Ogni volta che non ascolti l’interlocutore, che presumi di sapere, giudichi senza tenere conto di cosa avviene nella mente dell’altro/a. Ogni volta che hai la presunzione di avere ragione, non sei in dialogo.
Quali sono i motivi per cui non dialoghiamo?
Meccanismi di difesa disfunzionali, ci fanno temere di perdere terreno, ci insinuano l’idea che barricarci dietro un muro sia la scelta giusta, una barriera che ci porti prima e con meno sforzo al nostro obiettivo. Prevaricando, per non essere prevaricati.
Sottrarsi al dialogo evitandolo o alzare i toni di una conversazione sono solo espedienti poco efficaci, che illudono di aver risolto una situazione complessa e intricata. In realtà si sta solo mettendo polvere sotto il tappeto. Oltre la metafora, peraltro, la polvere resta lì, senza gravi danni, mentre il “non detto” agisce sul nostro benessere, demolendo parti di noi che non hanno voce e soprattutto, cosa ben più grave, intaccando negativamente la relazione.
Relazioni in crisi, che sarebbero risolvibili. Situazioni di contrasto solo apparente. Negoziazioni difficili, a cui non viene prestata sufficiente attenzione all’ascolto della controparte e dei suoi bisogni.
Ovunque il mancato dialogo e la sua assenza stanno provocando distanza, conflitto, crisi e malessere, disperdendo e energie, tempo e costi.
Ogni cosa ha un prezzo, così come un mancato dialogo, porta a delle conseguenze.
Ogni cosa nella vita ha un valore, come un dialogo sincero e aperto, orientato a comprendere e a costruire il modo migliore di stare insieme.
Nel lavoro, negli affetti, nelle relazioni.
Stare insieme facendo la differenza, dando valore al nostro presente, costruendo rapporti e dialoghi autentici e profondi.
Di cosa abbiamo paura? Di non sapere gestire la diversità di opinione? Di perdere controllo? Di perdere potere?
Sarebbe utile chiedersi: quale potere abbiamo senza una relazione e senza un dialogo?
Potere inteso come possesso e autorità consentono solo alcune possibilità di controllo, generalmente il mantenimento di un ordine generico e di facciata. “Potere” inteso come possibilità, significa ampliare il ventaglio delle proprie scelte e orientarsi in base alla significatività di una relazione.
Se l’altro sono io, lo stile di dialogo fa la differenza e il tempo ad esso dedicato non è mai perso, ma guadagnato per sentirmi accolto, compreso e riconosciuto nella mia identità e unicità.

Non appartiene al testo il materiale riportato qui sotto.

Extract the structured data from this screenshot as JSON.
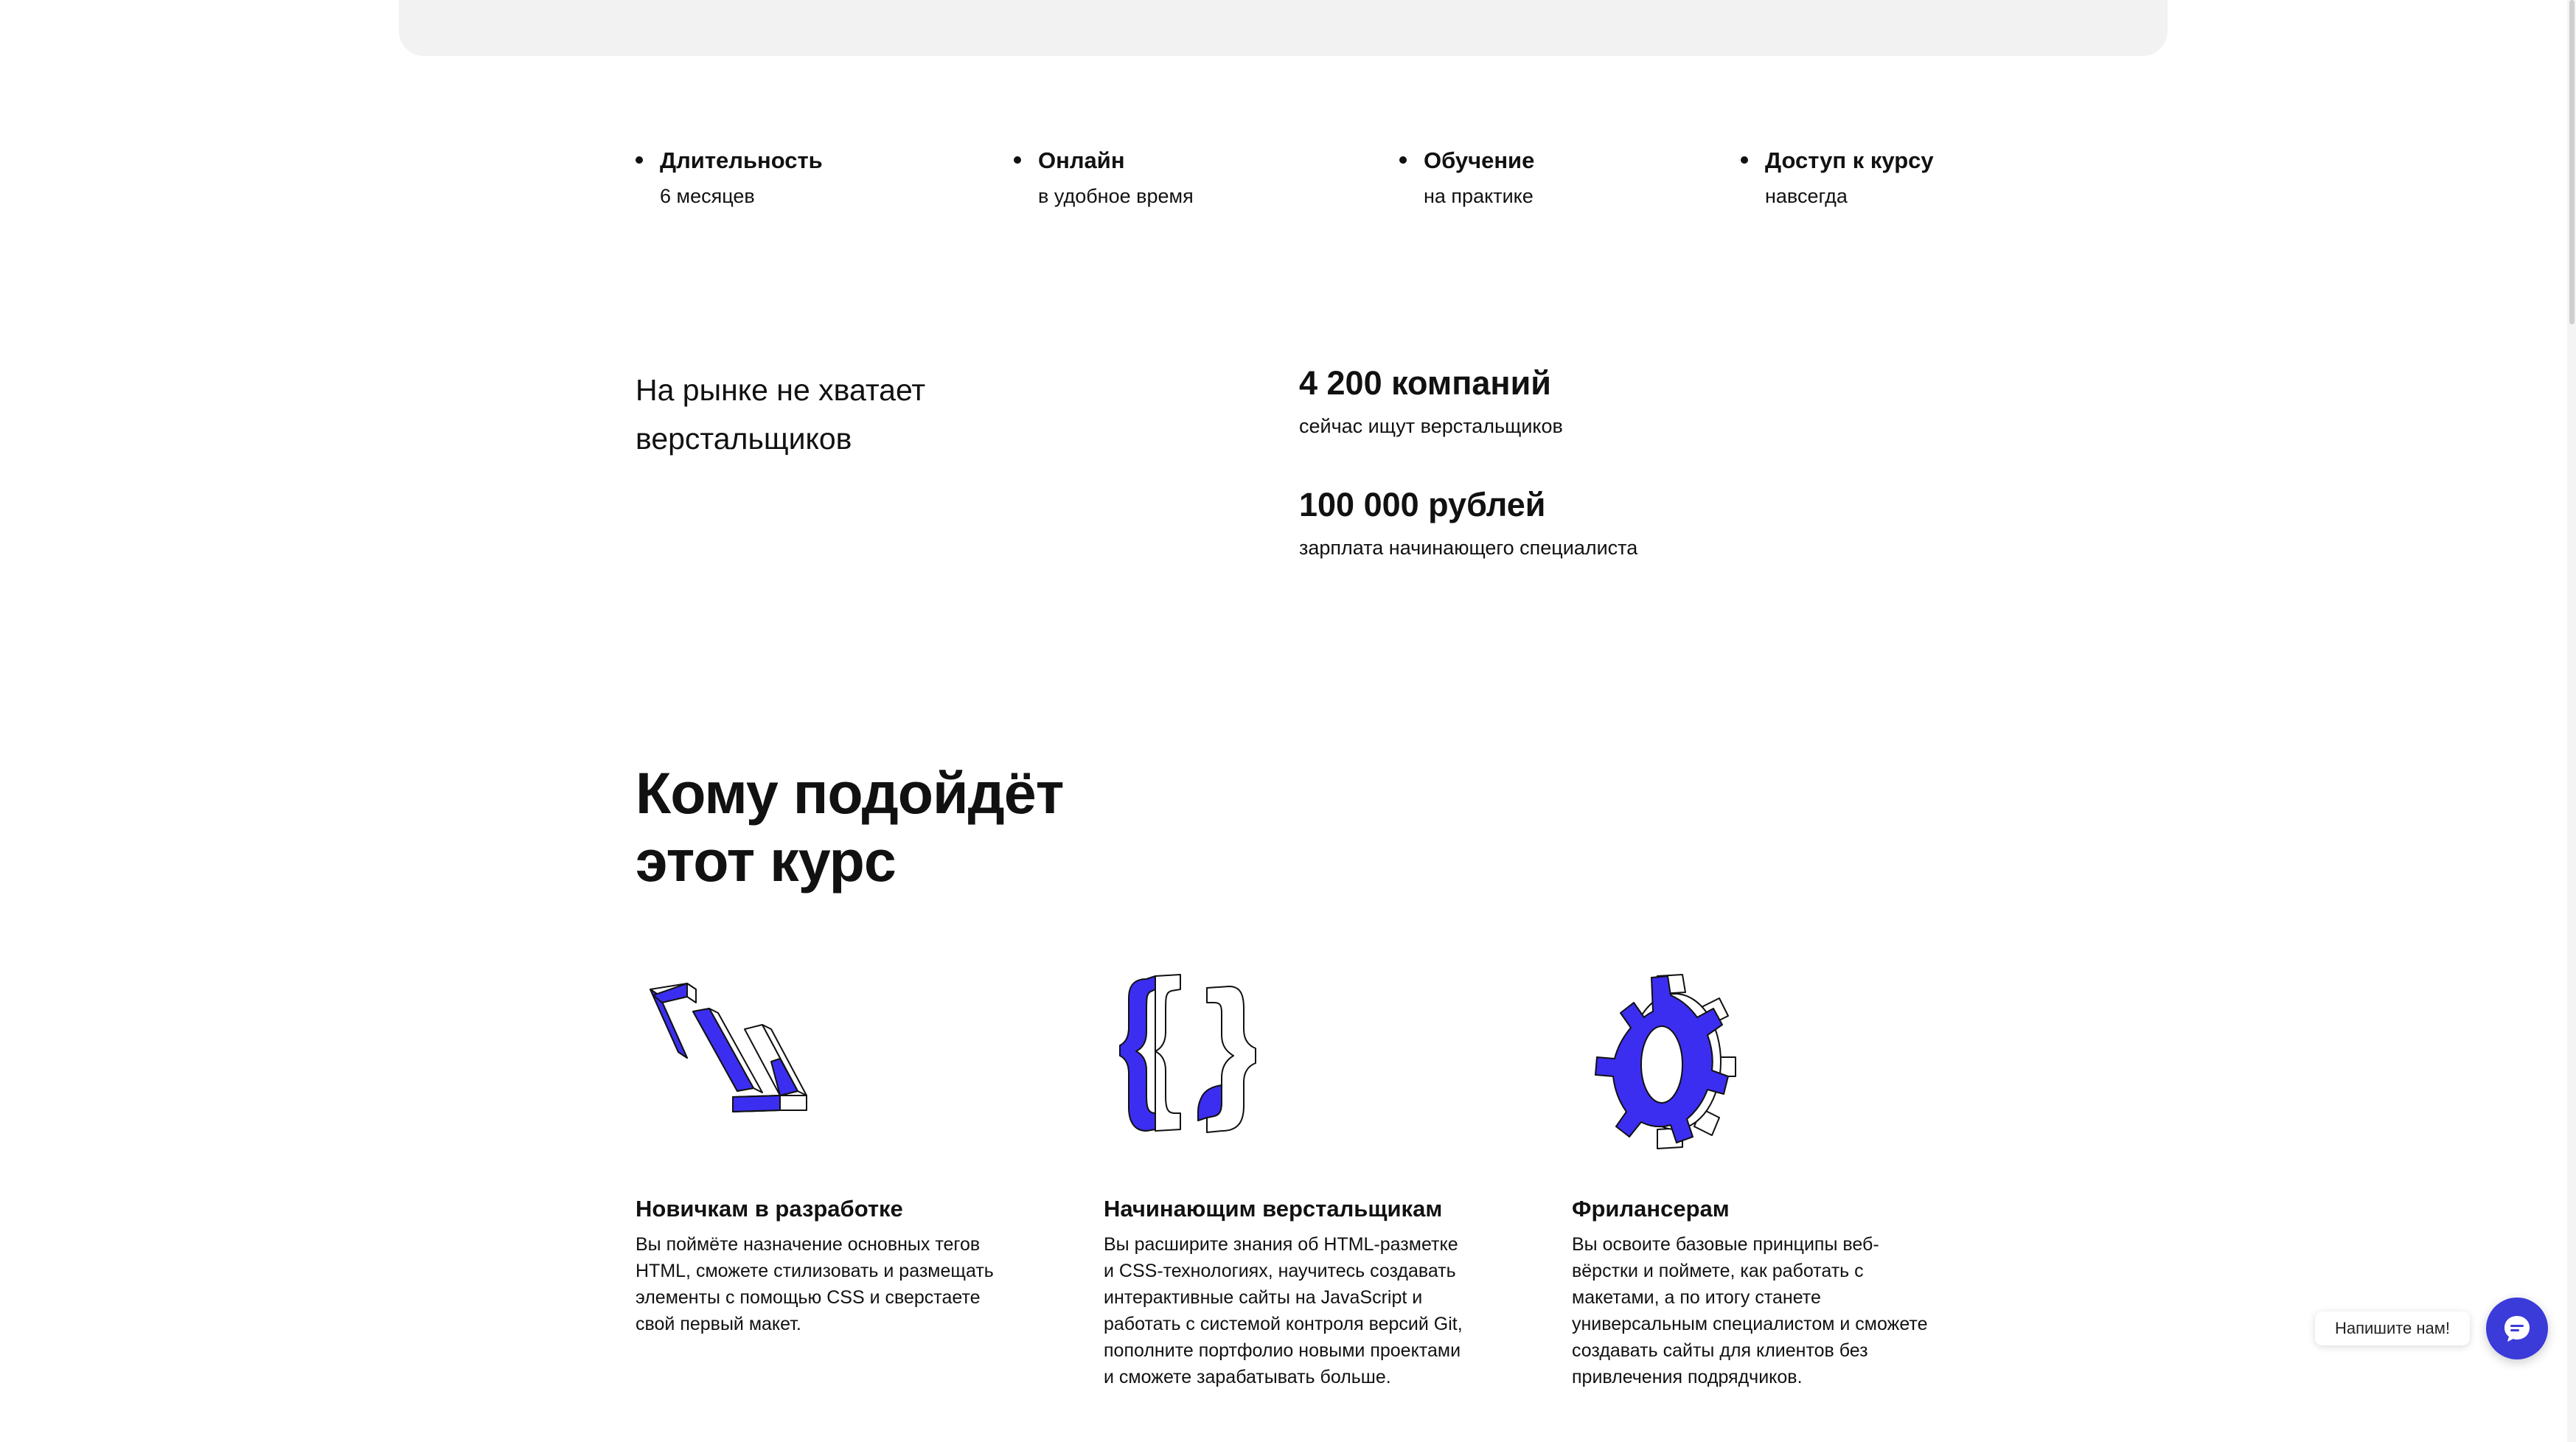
{
  "features": [
    {
      "title": "Длительность",
      "sub": "6 месяцев"
    },
    {
      "title": "Онлайн",
      "sub": "в удобное время"
    },
    {
      "title": "Обучение",
      "sub": "на практике"
    },
    {
      "title": "Доступ к курсу",
      "sub": "навсегда"
    }
  ],
  "market": {
    "title": "На рынке не хватает верстальщиков",
    "stats": [
      {
        "value": "4 200 компаний",
        "desc": "сейчас ищут верстальщиков"
      },
      {
        "value": "100 000 рублей",
        "desc": "зарплата начинающего специалиста"
      }
    ]
  },
  "audience": {
    "title_line1": "Кому подойдёт",
    "title_line2": "этот курс",
    "cards": [
      {
        "icon": "code-tag-icon",
        "title": "Новичкам в разработке",
        "desc": "Вы поймёте назначение основных тегов HTML, сможете стилизовать и размещать элементы с помощью CSS и сверстаете свой первый макет."
      },
      {
        "icon": "curly-braces-icon",
        "title": "Начинающим верстальщикам",
        "desc": "Вы расширите знания об HTML-разметке и CSS-технологиях, научитесь создавать интерактивные сайты на JavaScript и работать с системой контроля версий Git, пополните портфолио новыми проектами и сможете зарабатывать больше."
      },
      {
        "icon": "gear-icon",
        "title": "Фрилансерам",
        "desc": "Вы освоите базовые принципы веб-вёрстки и поймете, как работать с макетами, а по итогу станете универсальным специалистом и сможете создавать сайты для клиентов без привлечения подрядчиков."
      }
    ]
  },
  "chat": {
    "label": "Напишите нам!",
    "icon": "chat-bubble-icon"
  },
  "colors": {
    "accent": "#3b2ef0",
    "chat_button": "#3b3bd9",
    "banner": "#f2f2f3",
    "text": "#111111"
  }
}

Ma esiste una modalità efficace di esprimere il proprio bisogno, con difese funzionali?
Si, accettando di entrare in dialogo con noi stessi prima che con altri e accogliendo la nostra vulnerabilità, per riconoscerla nella relazione con l’alterità. Non temerla e gestirla per essere aperti all’esplorazione delle diverse parti di noi che entrano in gioco nella vita, in un continuo caleidoscopio di complessità. Un esercizio che è utile anche con gli altri con cui con-dividere la nostra esperienza di vita.
Il tempo delle vacanze, può essere un momento da dedicare all’allenamento di questo dialogo. Centrando su di noi - come destinatari di fiducia, di ascolto e dialogo - la relazione, possiamo aprirci con rinnovato stupore alle relazioni con gli altri e sforzarci di scoprire quanto coraggio abbiamo nello stare un po’ a disagio nel dialogo sincero.
Creando uno spazio e un tempo in cui riconoscere la diversità e provare a legittimarla, come fosse la nostra. Per poi procedere con piccoli tentativi di incontro su punti di contatto, valori comuni, bisogni conciliabili.
E riscoprire così la “Potenza” di crescere, di far evolvere noi stessi, anche in quelle capacità sociali e di vita, che ritenevano abitudini quotidiane scontate, schemi ripetitivi nei quali trovarci imbrigliati.
Non esiste marinaio che rimanendo imbrigliato nella rete vuota, finga che il problema sia il pesce che manca o che trama alle sue spalle.